Validation of the 3-ARGs prognostic signature for survival prediction
We next validated the predictive value of this 3-ARGs prognostic signature using other two independent HNSCC datasets (GSE41613 and GSE42743). Utilizing the established risk score formula, patients in these two cohorts were classified into high-risk and low-risk subgroups. Consistent with the results from the training cohort, patients with high scores had significantly inferior overall survival compared with those with low scores in the GSE41613 cohort (P=0.013, Fig.7A) and GSE42743 cohort (P =0.034, Fig.7C), respectively. Subsequently, ROC curve was plotted to evaluate the prognostic accuracy of this 3-ARGs prognostic signature, presenting AUC values 0.673 and 0.627 in these two datasets, respectively (Fig.7B, D).

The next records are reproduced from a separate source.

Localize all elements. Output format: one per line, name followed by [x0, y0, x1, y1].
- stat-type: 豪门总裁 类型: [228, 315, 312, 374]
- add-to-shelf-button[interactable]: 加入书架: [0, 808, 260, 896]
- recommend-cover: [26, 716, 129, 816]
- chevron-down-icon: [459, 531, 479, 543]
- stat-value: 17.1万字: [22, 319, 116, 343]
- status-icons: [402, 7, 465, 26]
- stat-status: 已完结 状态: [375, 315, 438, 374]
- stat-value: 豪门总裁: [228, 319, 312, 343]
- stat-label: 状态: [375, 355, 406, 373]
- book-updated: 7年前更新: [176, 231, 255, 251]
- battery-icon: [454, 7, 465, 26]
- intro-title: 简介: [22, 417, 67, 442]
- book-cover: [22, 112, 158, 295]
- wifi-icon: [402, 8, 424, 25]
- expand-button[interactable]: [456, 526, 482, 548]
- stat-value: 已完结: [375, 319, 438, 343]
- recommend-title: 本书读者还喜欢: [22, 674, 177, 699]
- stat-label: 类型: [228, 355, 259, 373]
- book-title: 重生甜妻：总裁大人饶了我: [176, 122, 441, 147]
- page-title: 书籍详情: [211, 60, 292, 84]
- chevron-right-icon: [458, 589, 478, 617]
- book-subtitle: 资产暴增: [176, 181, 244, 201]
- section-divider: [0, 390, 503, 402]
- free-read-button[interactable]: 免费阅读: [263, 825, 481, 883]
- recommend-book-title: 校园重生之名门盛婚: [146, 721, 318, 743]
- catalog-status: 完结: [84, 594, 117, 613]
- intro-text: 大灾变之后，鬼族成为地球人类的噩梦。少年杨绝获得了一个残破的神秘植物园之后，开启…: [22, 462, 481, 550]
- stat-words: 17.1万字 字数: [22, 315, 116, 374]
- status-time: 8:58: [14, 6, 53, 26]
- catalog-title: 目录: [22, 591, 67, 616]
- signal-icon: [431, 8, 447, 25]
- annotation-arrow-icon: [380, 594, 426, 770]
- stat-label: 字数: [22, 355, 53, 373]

Univariate and multivariate prognostic analyses of 3-ARGs signature in HNSCC
As shown in Table 1, we employed univariate Cox regression analyses to substantiate the prognostic values of 3-ARGs signature and revealed that 3-ARGs signature risk score was remarkably associated with overall survival of patient in the TCGA cohort (HR, 1.845; 95% CI, 1.410-2.416; P<0.001). As anticipated, some well-established prognostic parameters including tumor size, pathological grade and cervical node metastasis were also identified as prognostic predictors. Furthermore, to rule out other confounding factors, we performed multivariate Cox regression analyses and found that this 3-ARGs prognostic signature was identified as an independent prognostic predictor for overall survival in TCGA-HNSCC cohort (HR, 1.735; 95% CI, 1.282-2.348; P < 0.001).
Expression of EGFR, FADD and PARK2 in HNSCC and their correlations with autophagy markers
Finally, the expression of three identified ARGs (EGFR, FADD and PARK2) in clinical specimens from Human Protein Profiles (https://www.proteinatlas.org) was retrieved and compared with normal counterparts. Significantly higher expression of these genes in HNSCC tissue was observed (Fig.8A). Then, to further understand the associations of three genes and autophagy, we analyzed the correlation between the expression of three candidate genes and three well-established autophagy markers (ATG5, Beclin1 and LC3). Noticeably, significant associations between 3 genes and autophagy markers were identified (Fig.8B). In addition, Kaplan-Meier analyses revealed that patients with increased expression of EGFR and FADD had markedly inferior survival as compared with those with low expression, respectively (P= 0.0016 and 0.0043), while PARK2 shown no prognosis significance (P=0.28) (Fig.8C).